In one scam identified by Zscaler, the fake job listing was nearly identical to their own. It directed job applicants to a questionnaire that asked the victims to verify their identification by uploading a copy of their state ID, driver’s license, residential permit, or passport. But that’s not all.
“Once the submission has been received by the scammers, they reach out using email to schedule a fake interview using Skype or a chat application…[that] Skype invitation provided in the email shows a profile photo of an actual Zscaler recruiter,” the company states. “Following the fake interview, candidates may receive a fake job offer and be routed through a fake onboarding process. As a final step, victims may be asked to pay for shipping the IT hardware equipment they will need for the remote position or payments for onboarding training. Scammers may also ask for Social Security numbers and bank account information for depositing paychecks.”
This is just one iteration of LinkedIn job scams out there. As Bloomberg reports, FTC data shows job scams are surging: They’ve more than doubled since late 2019.
“Right now, job-hungry populations are being targeted, such as people laid off by tech companies, immigrants seeking jobs (especially for visa requirements) and recent college grads. The boom in remote jobs allows scammers to advertise positions or companies that don’t necessarily exist,” says Bloomberg’s Arianne Cohen. She shares the story of a technical writer who composed a paid test article as part of what was supposed to be a hiring process. When the contact asked for his banking information in order to pay him, he sensed something was wrong.
Why do these LinkedIn job scams work, even with job seekers who should “know better”? Cohen concludes that the investment of time and attention today’s scammers are willing to put in makes the scams practically undetectable.
“Just two years ago, reasonably savvy people could spot most scams with common sense. Most were click-and-go crimes, involving the minimum interaction to procure identity information or install malware. Today’s scams are surprisingly elaborate, with fake company websites and phone or video interviews,” she writes. “Previously, a personalized, in-depth recruitment letter meant safety. But today, anyone with access to your LinkedIn profile can ask an AI tool like ChatGPT to create a recruitment letter that name-checks your alma mater and employers.”
DevOps.com pointed us to a Reddit true-tale of a Supply Chain Coordinator job advertised on LinkedIn. User insincerechili was interviewed via chat and was told “they were going to ‘send my answers to the hiring board for review and consideration,’” he wrote. After asking how it all turned out, he added, “Well, the ‘recruiter’ got back with me and said my interview was top tier and they were going to connect me with my supervisor. All they needed was my name, date of birth, address and… banking information LOL.”

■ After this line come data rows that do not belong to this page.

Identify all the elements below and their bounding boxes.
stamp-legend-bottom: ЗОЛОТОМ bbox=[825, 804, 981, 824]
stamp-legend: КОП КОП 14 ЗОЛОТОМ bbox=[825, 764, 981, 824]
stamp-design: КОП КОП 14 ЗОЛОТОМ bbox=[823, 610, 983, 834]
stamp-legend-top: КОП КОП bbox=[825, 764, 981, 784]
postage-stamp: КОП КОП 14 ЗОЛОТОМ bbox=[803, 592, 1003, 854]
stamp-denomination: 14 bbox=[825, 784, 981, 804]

So, how can you tell you’re being targeted by LinkedIn job scams? LinkedIn itself offers tips, including being skeptical of listings and pre-employment processes that involve:
- Financial requests, including requesting payment for equipment or your bank information.
- Leading with promises of specific compensation (like bonuses).
- Bad spelling and grammar.
- Signs of impersonation (such as no link to the business, mismatched email addresses and website domains, or an incomplete LinkedIn profile).
- Applications that request highly personal information, including a social security number.
- Mysterious recruiters who can’t be verified easily.
If any of these red flags are raised, or you just have a bad feeling, act on that. Do some digging on the company and the recruiter. Find a secondary source with contact information and call or email them through that channel to determine if the opportunity with that employer truly exists. Forming relationships with local recruiters in your industry helps, too.
Don’t let LinkedIn job scams ruin your job search; just be more skeptical and look for those “too good to be true” or “huh, that’s weird” warning signs.